FY24 results were inline with market expectation while 4Q24 operating numbers were slightly better than expected. Going forward, on one hand, the Company is outlining conservative FY25E guidance and the plan to invest more for the future, and on the other hand, the numbers in 1Q25E are already trending better. Therefore, we tend to think the worst should have already gone and maintain BUY, even though the valuation is relatively high at the moment.
Li Ning has outlined conservative FY25E guidance. Management is now guiding a flattish sales growth and a HSD net profit margin in FY25E (should also include all the potential impairment losses for investment properties and store closures). However, we believe investors should all have certain expectations and these targets should be largely inline with consensus. In terms of categories, running/ basketball/ training/ lifestyle sales growth was at 25%/ -21%/ 6%/ -6% in FY24. For FY25E, management is aiming to maintain the development in running and basketball while actively improving the lifestyle segment. In terms of ASP and volume, management is foreseeing stable and flattish growth in FY25E.
For GP margin, management is targeting flattish margins or mild improvement in FY25E, and we believe the drivers shall be: 1) potential improvements in retail discounts (likely in offline channel) and 2) channel mix improvements (online sales should remain faster). For OP margin, we believe it is likely to fall, mostly due to the increased efforts on A&P (may account for 10%+ of total sales in FY25E), R&D and talent acquisitions. Other positive factors like: 1) further closures of those underperforming stores, 2) better channel mix (online sales has a higher OP margin and faster sales growth), and 3) gradual reduction in store closure-related impairments, may be offset by other negative factors like potential impairment related to the investment properties (Li Ning still has properties in Hong Kong, Shenzhen and Shanghai, which have a total book value of more than HK$ 30.0bn).
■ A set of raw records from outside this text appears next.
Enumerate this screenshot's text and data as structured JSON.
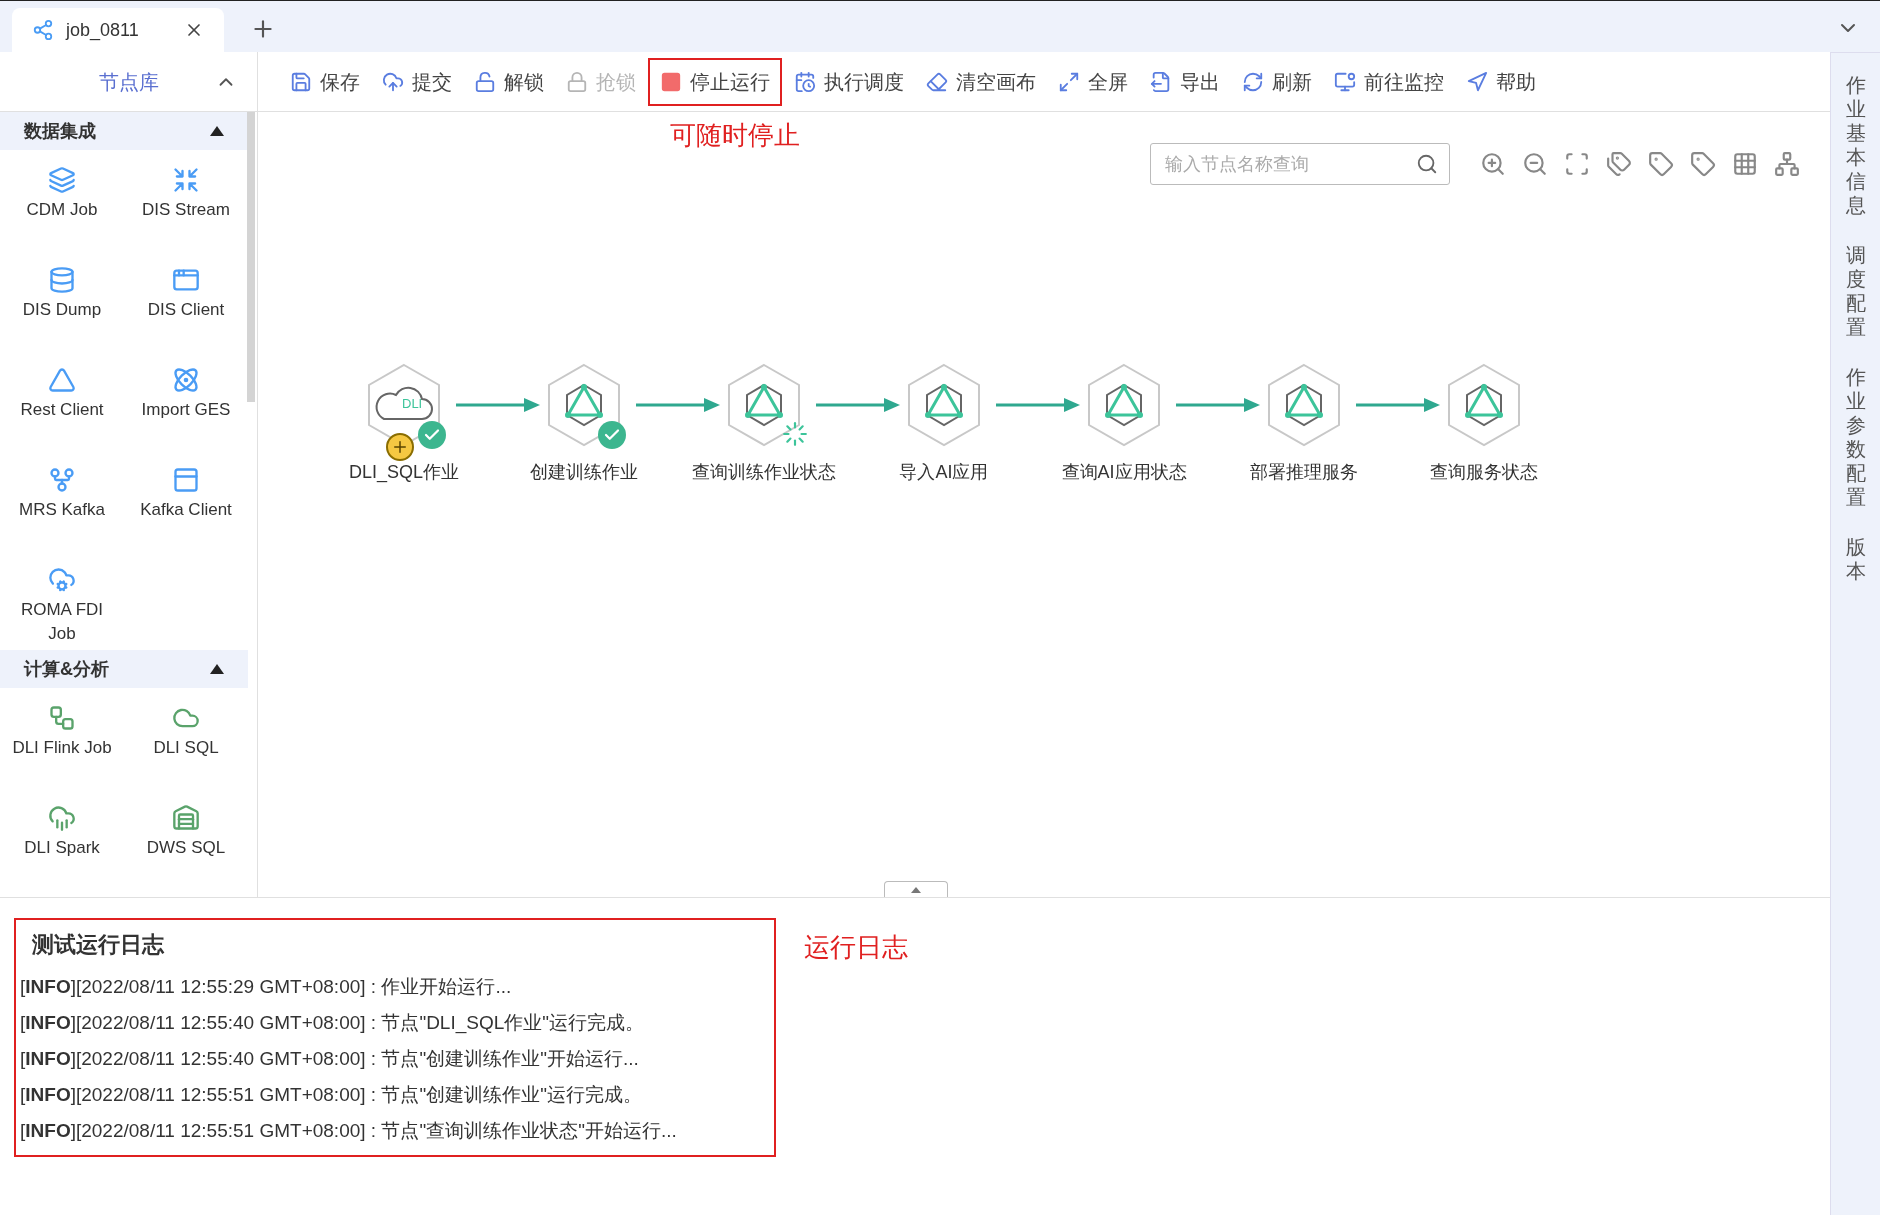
{
  "tabs": [
    {
      "label": "job_0811",
      "selected": true
    }
  ],
  "sidebar": {
    "title": "节点库",
    "groups": [
      {
        "title": "数据集成",
        "expanded": true,
        "items": [
          "CDM Job",
          "DIS Stream",
          "DIS Dump",
          "DIS Client",
          "Rest Client",
          "Import GES",
          "MRS Kafka",
          "Kafka Client",
          "ROMA FDI Job"
        ]
      },
      {
        "title": "计算&分析",
        "expanded": true,
        "items": [
          "DLI Flink Job",
          "DLI SQL",
          "DLI Spark",
          "DWS SQL"
        ]
      }
    ]
  },
  "toolbar": [
    {
      "label": "保存",
      "disabled": false,
      "annotated": false
    },
    {
      "label": "提交",
      "disabled": false,
      "annotated": false
    },
    {
      "label": "解锁",
      "disabled": false,
      "annotated": false
    },
    {
      "label": "抢锁",
      "disabled": true,
      "annotated": false
    },
    {
      "label": "停止运行",
      "disabled": false,
      "annotated": true
    },
    {
      "label": "执行调度",
      "disabled": false,
      "annotated": false
    },
    {
      "label": "清空画布",
      "disabled": false,
      "annotated": false
    },
    {
      "label": "全屏",
      "disabled": false,
      "annotated": false
    },
    {
      "label": "导出",
      "disabled": false,
      "annotated": false
    },
    {
      "label": "刷新",
      "disabled": false,
      "annotated": false
    },
    {
      "label": "前往监控",
      "disabled": false,
      "annotated": false
    },
    {
      "label": "帮助",
      "disabled": false,
      "annotated": false
    }
  ],
  "annotations": [
    "可随时停止",
    "运行日志"
  ],
  "search": {
    "placeholder": "输入节点名称查询"
  },
  "nodes": [
    {
      "label": "DLI_SQL作业",
      "kind": "dli",
      "icon_text": "DLI",
      "succeeded": true,
      "running": false
    },
    {
      "label": "创建训练作业",
      "kind": "ai",
      "succeeded": true,
      "running": false
    },
    {
      "label": "查询训练作业状态",
      "kind": "ai",
      "succeeded": false,
      "running": true
    },
    {
      "label": "导入AI应用",
      "kind": "ai",
      "succeeded": false,
      "running": false
    },
    {
      "label": "查询AI应用状态",
      "kind": "ai",
      "succeeded": false,
      "running": false
    },
    {
      "label": "部署推理服务",
      "kind": "ai",
      "succeeded": false,
      "running": false
    },
    {
      "label": "查询服务状态",
      "kind": "ai",
      "succeeded": false,
      "running": false
    }
  ],
  "log": {
    "title": "测试运行日志",
    "annotated": true,
    "lines": [
      "[**INFO**][2022/08/11 12:55:29 GMT+08:00] : 作业开始运行...",
      "[**INFO**][2022/08/11 12:55:40 GMT+08:00] : 节点\"DLI_SQL作业\"运行完成。",
      "[**INFO**][2022/08/11 12:55:40 GMT+08:00] : 节点\"创建训练作业\"开始运行...",
      "[**INFO**][2022/08/11 12:55:51 GMT+08:00] : 节点\"创建训练作业\"运行完成。",
      "[**INFO**][2022/08/11 12:55:51 GMT+08:00] : 节点\"查询训练作业状态\"开始运行..."
    ]
  },
  "right_panel": [
    "作业基本信息",
    "调度配置",
    "作业参数配置",
    "版本"
  ]
}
Maintain BUY with a new TP of HK$ 19.81, based on 18x FY25E P/E (up from 13x). We are revising down our net profit forecast in FY25E/ 26E by 23%/ 20%, in order to factor in the slower retail sales growth, higher A&P expenses and impairment losses. The stock is trading at 16x FY25 P/E, which is not too cheap in our view. However, since most of the negative news should have been priced in and the trend in 1Q25E is already improving (and hopefully turning around), we maintain our positive view on Li Ning.
4Q24 numbers were better than expected. Retail sales growth rebounded to HSD in 4Q24, improved massively vs the MSD drop in 3Q24 and also better than our estimate of a 3% increase. Inventory to sales ratio was at about 4 months in 4Q24, very similar to the 3.9 months back in 2Q24, given the warm winter and early CNY in 2025, but we believe this level is actually quite decent. However, the retail discounts worsened by LSD YoY for the offline channel while that was quite stable for e-commerce.
Performance in Jan-Mar 2025 is trending better. According to management, retail sales growth so far in 1Q25 is still positive, across all channels (but the trend has weakened in Mar 2025, due to the unfavorable weather). While the inventory to sales ratio remains rather healthy, retail discounts should have improved both YoY and QoQ. Even though management has provided rather conservative guidance for FY25E, we do think the trend in 1Q25 is constructive.
FY24 results inline, net profit dropped but the drag was mostly non-core. Li Ning’s sales increased by 4% YoY to RMB 28.7bn, while net profit fell by 5% YoY to RMB 3.0bn (with a net profit margin of 10.5%) in FY24, both roughly inline with BBG est. as well as the Company’s previous guidance. However, if we take into account the RMB 333mn impairment losses of investment properties, the adjusted net profit could have increased by 5% (and the adjusted net profit margin would have been at 11.7%).